When a human compositor scales blur linearly with distance, the result tends to underblur backgrounds in close-focus situations and overblur them in long-focus situations. Trained eyes on set or in color can feel that something is off even without being able to articulate why. The image doesn't read like real glass. The depth doesn't feel earned. That feeling is the diopter curve being violated.

To fix this issue, the softwares would need a massive catalog of sensors and lenses with intricately-measured specifications for each focal length so the software could decode the physical relationship properly to replicate the math in a way that made sense for that combination.

The fix isn't necessarily more sophisticated software as most modern compositing tools can calculate this correctly to the extent they have the knowledge needed to properly calculate it. The fix is the compositor understanding that distance and optical separation are not the same thing, and that the relationship between them is the diopter curve.

Summary

The diopter curve is the reason lenses don't behave the way distance feels to a human. Because focus is governed by optical power (diopters), which are reciprocals of distance where equal physical gaps in the real world produce radically unequal optical consequences depending on where along the focus range they fall. Close distances are steep, sensitive, and unforgiving. Long distances are flat, tolerant, and compressed.

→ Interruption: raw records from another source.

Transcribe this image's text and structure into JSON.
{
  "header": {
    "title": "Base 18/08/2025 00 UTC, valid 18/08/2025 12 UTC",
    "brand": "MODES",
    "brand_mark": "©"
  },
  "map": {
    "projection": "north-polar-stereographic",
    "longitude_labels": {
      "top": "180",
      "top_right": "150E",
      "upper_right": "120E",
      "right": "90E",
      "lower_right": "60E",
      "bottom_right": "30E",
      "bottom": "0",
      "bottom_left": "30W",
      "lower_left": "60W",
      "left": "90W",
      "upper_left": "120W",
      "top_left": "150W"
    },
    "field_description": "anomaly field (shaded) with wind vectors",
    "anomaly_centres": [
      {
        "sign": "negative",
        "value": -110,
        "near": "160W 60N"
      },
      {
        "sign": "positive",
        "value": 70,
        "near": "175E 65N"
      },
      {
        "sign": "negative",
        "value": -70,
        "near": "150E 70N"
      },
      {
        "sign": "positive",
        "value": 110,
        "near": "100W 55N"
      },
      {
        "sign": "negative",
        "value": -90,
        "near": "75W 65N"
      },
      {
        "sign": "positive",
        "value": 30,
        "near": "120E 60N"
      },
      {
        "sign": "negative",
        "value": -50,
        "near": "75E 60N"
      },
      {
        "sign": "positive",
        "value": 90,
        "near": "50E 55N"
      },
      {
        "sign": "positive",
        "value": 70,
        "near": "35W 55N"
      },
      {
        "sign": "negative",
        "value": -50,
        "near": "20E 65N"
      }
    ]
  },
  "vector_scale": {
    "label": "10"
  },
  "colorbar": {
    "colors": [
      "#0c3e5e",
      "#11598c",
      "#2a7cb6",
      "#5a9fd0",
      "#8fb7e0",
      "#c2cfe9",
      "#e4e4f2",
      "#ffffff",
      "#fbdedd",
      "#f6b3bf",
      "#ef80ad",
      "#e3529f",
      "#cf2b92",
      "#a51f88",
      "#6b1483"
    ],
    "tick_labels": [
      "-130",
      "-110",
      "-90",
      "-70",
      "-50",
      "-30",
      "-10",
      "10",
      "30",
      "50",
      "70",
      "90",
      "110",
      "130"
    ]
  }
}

The thin lens equation makes this precise: 1/f = 1/do + 1/di. All three terms are in diopters, not in feet or meters. The focus ring on a cinema lens is a diopter scale with distance labels written on it. Once you see it that way, the distribution of those marks stops looking strange and starts looking like the only thing it could possibly be.

Understanding the curve changes how you prep, how you pull, and if you spend time in post, how you apply and evaluate synthetic depth of field. The physics doesn't change based on whether the blur is real or rendered. The diopter curve applies equally in both realms.

Samuel Crowe

Written by

Sam Crowe

Director of Photography  ·  Colorist  ·  Camera Operator

I'm a cinematographer based in Nashville with over a decade of experience shooting across the Southeast. I care about images that serve the story — not the other way around. Outside of production, I spend a lot of time thinking about the technical side of the craft and building tools that help other cinematographers work smarter on set.

Frequently Asked Questions

A diopter is a unit of optical power equal to 1 divided by distance in meters. It describes how strongly a lens must converge light from a subject at a given distance. A subject at 1 meter requires 1 diopter of convergence. A subject at 2 meters requires 0.5 diopters. The reciprocal relationship between diopters and distance is why focus behaves non-linearly where equal physical distances produce unequal diopter changes depending on where along the range they fall.

Because the barrel is calibrated in diopters, not in feet or meters. At close focus, a small change in real-world distance produces a large change in diopter value so the marks are spread wide to give the focus puller usable resolution. At long distances, large real-world changes produce tiny diopter changes, so the marks crowd together. The barrel distribution is a direct consequence of the thin lens equation.

The shape of the curve (1/distance) is the same for every focal length. What focal length changes is the depth of field at any point on the curve, and the scale at which the curve operates relative to real-world distances. A longer lens produces shallower depth of field at the same subject distance and aperture, and its minimum focus distance shifts the steepest part of the curve further into real-world space.

The rule is a practical approximation of the diopter curve. Because depth of field extends further beyond the focus point than in front of it at most working distances (a consequence of the curve flattening toward infinity) focus pullers tend to land their marks slightly closer than the precise measured distance. This biases the depth of field window toward the far side of the subject, where the curve gives more tolerance. It works because the curve is asymmetric: on the near side of any focus mark, you're moving toward steeper optical territory; on the far side, you're moving toward flatter territory.